August 1, 2021
Usually, the last blogs of the summer get sillier and less substantive. This happens for two reasons.
First, people who want a lot of deep content can go back into the previous blogs and read those. Second, I tend to get sillier as the summer goes on. I lose touch with “adult Steve” and become melded with “Steve Sir” – a far odder creature. The longer the session goes, the more camper-like I become.
As a result, this blog would usually be about dressing up as a tiger or an odd tale of 7-year-olds believing that they dismantled and re-assembled the Eiffel Tower.
But an article today brings me to a weightier topic.
Jon Haidt and Jean Twenge wrote an opinion piece about social media and its effects on children and teens. We have all sensed that social media is not exactly our best friends. It tends to make us angry, more lonely, more insecure and/or less confident. And that can happen to adults. The effects on young people are even more pronounced.
In fairness, Haidt and Twenge are quick to point out that the studies are not definitive. There is clearly a correlation between screen usage (or social media usage) and unhappiness. But as statistics teachers like to stress, “correlation does not assure causation”. In other words, we do not know if screen time makes us less happy or if unhappy people use more screen time.

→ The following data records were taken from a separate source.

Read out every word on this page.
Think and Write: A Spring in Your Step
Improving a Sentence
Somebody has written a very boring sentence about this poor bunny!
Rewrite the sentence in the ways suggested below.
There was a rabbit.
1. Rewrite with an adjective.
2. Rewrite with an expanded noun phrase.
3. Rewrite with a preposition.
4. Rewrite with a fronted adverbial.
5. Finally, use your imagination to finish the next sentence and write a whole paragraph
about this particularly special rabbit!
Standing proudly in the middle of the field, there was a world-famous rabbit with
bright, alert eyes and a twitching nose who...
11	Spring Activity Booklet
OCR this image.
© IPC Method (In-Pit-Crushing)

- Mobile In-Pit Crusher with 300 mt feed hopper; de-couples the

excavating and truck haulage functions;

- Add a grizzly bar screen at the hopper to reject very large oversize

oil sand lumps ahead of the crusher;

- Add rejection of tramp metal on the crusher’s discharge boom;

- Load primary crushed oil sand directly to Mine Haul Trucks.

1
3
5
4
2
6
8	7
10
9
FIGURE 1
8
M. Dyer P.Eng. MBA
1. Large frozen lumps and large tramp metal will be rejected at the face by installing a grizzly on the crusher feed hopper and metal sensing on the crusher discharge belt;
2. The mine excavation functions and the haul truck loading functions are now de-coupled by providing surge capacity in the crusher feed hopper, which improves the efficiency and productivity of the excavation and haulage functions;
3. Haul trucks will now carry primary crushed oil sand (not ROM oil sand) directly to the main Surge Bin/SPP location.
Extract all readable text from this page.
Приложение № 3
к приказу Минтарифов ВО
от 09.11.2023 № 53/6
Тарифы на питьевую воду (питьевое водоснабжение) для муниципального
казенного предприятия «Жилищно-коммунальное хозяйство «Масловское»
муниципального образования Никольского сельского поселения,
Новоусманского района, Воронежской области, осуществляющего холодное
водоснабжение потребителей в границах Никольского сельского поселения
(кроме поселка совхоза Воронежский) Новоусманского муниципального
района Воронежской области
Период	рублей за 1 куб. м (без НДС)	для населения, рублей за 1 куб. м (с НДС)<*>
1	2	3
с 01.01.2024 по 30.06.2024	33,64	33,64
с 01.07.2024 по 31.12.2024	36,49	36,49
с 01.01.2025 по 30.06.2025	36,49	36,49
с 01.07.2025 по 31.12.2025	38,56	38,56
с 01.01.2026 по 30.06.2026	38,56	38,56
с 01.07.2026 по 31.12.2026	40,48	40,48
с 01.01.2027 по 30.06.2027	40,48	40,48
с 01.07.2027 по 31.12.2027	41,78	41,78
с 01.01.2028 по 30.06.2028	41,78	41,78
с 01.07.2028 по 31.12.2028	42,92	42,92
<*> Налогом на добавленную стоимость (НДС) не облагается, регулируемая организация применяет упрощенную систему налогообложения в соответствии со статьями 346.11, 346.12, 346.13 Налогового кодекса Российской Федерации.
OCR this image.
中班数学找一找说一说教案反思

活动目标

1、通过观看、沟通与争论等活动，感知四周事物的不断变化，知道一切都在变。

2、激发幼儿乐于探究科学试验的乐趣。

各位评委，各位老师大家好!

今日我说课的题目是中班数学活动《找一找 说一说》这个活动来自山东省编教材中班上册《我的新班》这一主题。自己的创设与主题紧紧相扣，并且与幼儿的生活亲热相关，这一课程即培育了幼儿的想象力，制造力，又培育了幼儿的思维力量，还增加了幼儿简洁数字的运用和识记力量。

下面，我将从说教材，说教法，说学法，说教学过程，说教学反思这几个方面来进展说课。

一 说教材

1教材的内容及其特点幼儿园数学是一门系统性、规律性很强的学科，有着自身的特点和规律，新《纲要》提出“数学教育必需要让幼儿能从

But the article does mention a new data point that seems to point to 1) the fact that kiddos ARE becoming more anxious and lonely and 2) it IS a function of increased social media. It turns out that an international test that evaluates academic performance by schools internationally decided to add a few questions about whether children felt lonely. The results show that children all over the world are having the same experience at the same time. This suggests that what we have been seeing in the US is not limited to us – it is a phenomenon wherever we have teens and screens.
Please let me share a good paragraph and an interesting concept.
Here is the paragraph:
“By 2012, as the world now knows, the major platforms had created an outrage machine that made life online far uglier, faster, more polarized and more likely to incite performative shaming. In addition, as Instagram grew in popularity over the next decade, it had particularly strong effects on girls and young women, inviting them to “compare and despair” as they scrolled through posts from friends and strangers showing faces, bodies and lives that had been edited and re-edited until many were closer to perfection than to reality.”
Here is the concept:
We tend to think of what smart phones do to individuals, but not to groups. In my mind, I can readily picture a teen looking down at a phone. But they mention that when everyone else is also looking down, it effects the entire community. Imagine arriving to a college orientation ready to connect with your fellow Freshmen. You are all in a room together. You have no phone, but everyone else does. Who do you speak to? The entire group dynamic is changed.
Both the individual and the group are changed.
OK, I know this was a heavier blog, but it is NOT meant to be a depressing one. Why is that? Because YOUR kiddo is getting the rarest of experiences – fun and friends without screens. They are learning that you CAN live without being perpetually connected. Or, perhaps more happily, they are learning that you CAN live being connected playing cards, sharing stories and just talking.
We will all be battling the excesses of social media, but you can know that your campers have an experience – even a power – that they peers lack.
I think that is worth smiling about.
Steve Sir
PS Yes, that is 9 high school girls without a screen in sight!